Arjomandi also said that the whole experience has been very "eye-opening" because he has been able to see a different culture, as well as get a new take on other people's ideas, values, beliefs, and the way they view issues. He said the differences range from religious beliefs to a completely different lifestyle. For example, he pointed out the differences in eating habits. "Back home fast food consumption is much, much lower, so it took me a while to adjust my diet to eating burgers and fries several times a week, or several times a day, whereas back home it was once or twice a month," he said.

Arjomandi got involved in activities to ease into the new lifestyle, including soccer, a sport he was used to playing at home and that he is passionate about. "It's the only way I unwind."

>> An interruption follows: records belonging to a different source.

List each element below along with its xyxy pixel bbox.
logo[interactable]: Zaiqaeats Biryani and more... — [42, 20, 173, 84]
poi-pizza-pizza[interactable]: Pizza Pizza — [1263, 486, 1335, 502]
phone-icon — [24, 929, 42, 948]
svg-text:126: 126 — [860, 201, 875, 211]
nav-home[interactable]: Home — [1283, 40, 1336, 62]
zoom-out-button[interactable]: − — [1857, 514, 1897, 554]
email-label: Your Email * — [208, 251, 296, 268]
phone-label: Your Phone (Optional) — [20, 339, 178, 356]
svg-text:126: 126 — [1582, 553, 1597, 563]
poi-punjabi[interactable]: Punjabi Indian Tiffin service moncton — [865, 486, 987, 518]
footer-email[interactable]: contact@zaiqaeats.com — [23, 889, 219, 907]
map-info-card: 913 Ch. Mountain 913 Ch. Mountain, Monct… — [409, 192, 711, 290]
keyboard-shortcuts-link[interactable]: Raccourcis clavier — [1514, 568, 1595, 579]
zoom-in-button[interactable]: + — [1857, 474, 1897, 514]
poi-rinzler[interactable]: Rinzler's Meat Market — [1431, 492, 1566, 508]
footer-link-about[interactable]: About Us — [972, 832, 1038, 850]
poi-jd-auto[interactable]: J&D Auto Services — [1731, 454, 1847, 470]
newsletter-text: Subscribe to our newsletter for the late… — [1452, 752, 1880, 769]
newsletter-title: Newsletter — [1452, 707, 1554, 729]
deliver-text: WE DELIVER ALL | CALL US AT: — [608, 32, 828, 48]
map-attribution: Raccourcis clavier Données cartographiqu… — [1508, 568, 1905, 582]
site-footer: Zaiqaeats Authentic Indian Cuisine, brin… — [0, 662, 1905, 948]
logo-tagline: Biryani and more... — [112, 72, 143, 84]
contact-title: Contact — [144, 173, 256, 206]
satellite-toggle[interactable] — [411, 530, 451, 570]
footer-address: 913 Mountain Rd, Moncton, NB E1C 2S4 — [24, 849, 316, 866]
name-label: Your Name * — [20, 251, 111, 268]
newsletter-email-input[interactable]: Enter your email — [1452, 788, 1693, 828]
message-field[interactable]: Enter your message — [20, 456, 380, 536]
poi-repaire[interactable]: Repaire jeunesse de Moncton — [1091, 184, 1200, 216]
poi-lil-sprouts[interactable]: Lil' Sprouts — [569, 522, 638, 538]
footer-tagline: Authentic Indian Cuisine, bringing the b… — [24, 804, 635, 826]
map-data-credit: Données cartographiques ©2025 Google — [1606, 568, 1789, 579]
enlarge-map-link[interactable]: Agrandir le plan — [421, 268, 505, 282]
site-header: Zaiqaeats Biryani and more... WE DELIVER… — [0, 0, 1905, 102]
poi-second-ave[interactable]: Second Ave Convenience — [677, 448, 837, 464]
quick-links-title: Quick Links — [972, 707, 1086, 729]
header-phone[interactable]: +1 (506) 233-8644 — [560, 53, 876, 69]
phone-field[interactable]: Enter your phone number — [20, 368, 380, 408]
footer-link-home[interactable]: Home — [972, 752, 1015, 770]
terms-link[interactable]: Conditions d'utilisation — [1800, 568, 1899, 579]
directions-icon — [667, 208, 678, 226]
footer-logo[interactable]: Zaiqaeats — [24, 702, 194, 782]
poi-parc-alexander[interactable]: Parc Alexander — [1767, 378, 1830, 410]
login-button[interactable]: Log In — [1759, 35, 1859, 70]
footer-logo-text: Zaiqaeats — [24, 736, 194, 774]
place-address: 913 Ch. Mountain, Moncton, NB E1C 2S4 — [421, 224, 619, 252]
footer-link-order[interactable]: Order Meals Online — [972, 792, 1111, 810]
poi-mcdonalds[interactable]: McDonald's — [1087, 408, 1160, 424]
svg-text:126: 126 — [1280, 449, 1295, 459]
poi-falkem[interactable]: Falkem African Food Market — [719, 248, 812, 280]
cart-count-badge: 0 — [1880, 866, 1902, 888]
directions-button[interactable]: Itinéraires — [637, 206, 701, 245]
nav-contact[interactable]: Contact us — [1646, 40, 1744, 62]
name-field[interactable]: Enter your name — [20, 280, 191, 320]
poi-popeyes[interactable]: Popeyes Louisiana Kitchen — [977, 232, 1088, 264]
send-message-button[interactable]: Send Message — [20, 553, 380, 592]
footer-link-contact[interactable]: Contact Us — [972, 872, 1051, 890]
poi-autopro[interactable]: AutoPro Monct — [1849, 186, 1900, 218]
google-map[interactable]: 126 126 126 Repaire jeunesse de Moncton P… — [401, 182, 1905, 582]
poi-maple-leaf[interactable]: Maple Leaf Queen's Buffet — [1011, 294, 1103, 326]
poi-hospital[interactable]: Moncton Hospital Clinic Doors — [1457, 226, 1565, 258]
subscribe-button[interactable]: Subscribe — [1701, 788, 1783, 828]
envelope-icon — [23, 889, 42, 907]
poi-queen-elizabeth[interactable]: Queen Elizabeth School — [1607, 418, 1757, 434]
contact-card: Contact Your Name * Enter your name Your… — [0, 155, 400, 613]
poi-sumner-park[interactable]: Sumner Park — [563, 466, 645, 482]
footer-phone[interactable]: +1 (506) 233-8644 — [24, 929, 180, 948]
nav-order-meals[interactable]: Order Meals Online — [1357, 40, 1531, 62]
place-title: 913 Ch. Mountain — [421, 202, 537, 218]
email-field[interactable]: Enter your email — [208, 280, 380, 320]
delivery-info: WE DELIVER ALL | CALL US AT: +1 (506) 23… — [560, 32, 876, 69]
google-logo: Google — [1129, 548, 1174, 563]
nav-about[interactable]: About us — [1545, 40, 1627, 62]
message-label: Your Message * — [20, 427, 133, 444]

Leeann Williams, an academic advisor, said Arjomandi has helped many students across the state as an agricultural ambassador. She also said he has taught her so much about a culture different than her own. She pointed to a presentation Arjomandi gave to his classmates after several had expressed curiosity about his culture. He gave information about his religion, his background, and the region he came from. "He's added a great deal to our program, and he's made me think outside of my comfort zone,"Williams said.

After graduating in May with a four-year degree that he finished in three, Arjomandi plans to attend graduate school at Purdue. He eventually hopes to return to the family business in the UAE after attending graduate school.